Enhanced thermoelectric performance in the zintl antimonides (Ca,RE)9Cd4Sb9 (RE = rare-earth metal). Synergy between increased structural complexity and drive towards optimized chemical bonding

Abstract

The interplay of structural complexity, high carrier mobility, and high density of states effective mass can play a pivotal role in achieving enhanced thermoelectric (TE) performance in candidate materials. In this regard, the Zintl phases represent a class of compounds that are susceptible to harboring these key ingredients. This, in addition to their amenability to various forms of chemical substitution mechanisms makes them a good choice of systems to explore systematically.
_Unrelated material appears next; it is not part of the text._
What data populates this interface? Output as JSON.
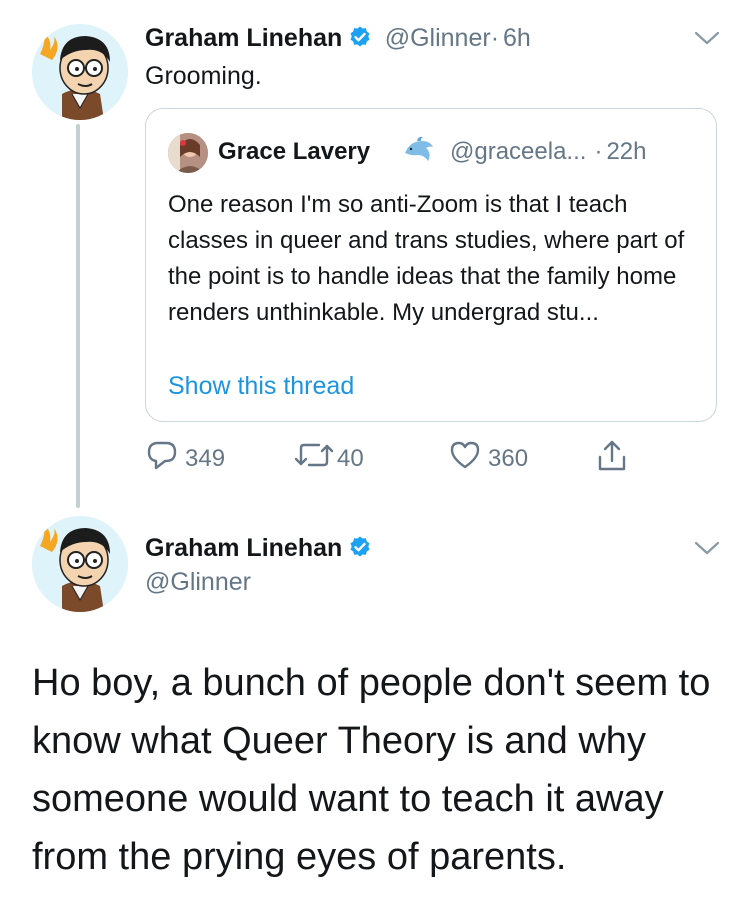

Here we demonstrate the role-play of these ingredients in achieving excellent TE properties on single-crystals of Ca9–xREyCd4+δSb9 (RE = Ce, Pr, Nd, Sm, Gd, Tb; x ≈ 0.5–0.8, y ≈ 0.5–0.7, δ ≈ 0.25). These phases represent a new addition to the “9–4–9” family with intricate chemical bonding arising from both a purposely introduced disorder on Ca sites and the inherent presence of interstitial Cd positions. Many of the newly synthesized and characterized phases show moderate values of the Seebeck coefficient, lying in the range of 71–116 μV/K at 600 K and evolving as degenerate semiconductors. Simultaneously, the electrical resistivity ρ(T) of the measured samples can be as low as 0.18 mΩ cm at this temperature. As a result, the observed TE power factors in the Ce-, Nd-, and Sm-samples are in the range 6–46 μW/cm.K2. For Ca9–xCexCd4+δSb9, the estimated thermoelectric quality factor B > 0.4 at 300 K, which corresponds to a figure of merit zT ≥ 1. Calculations based on the single parabolic band (SPB) model show that the optimum region for thermoelectric performance requires carrier concentration n = 2–6 × 1019 cm−3 thus providing for an open window to further tune the TE properties.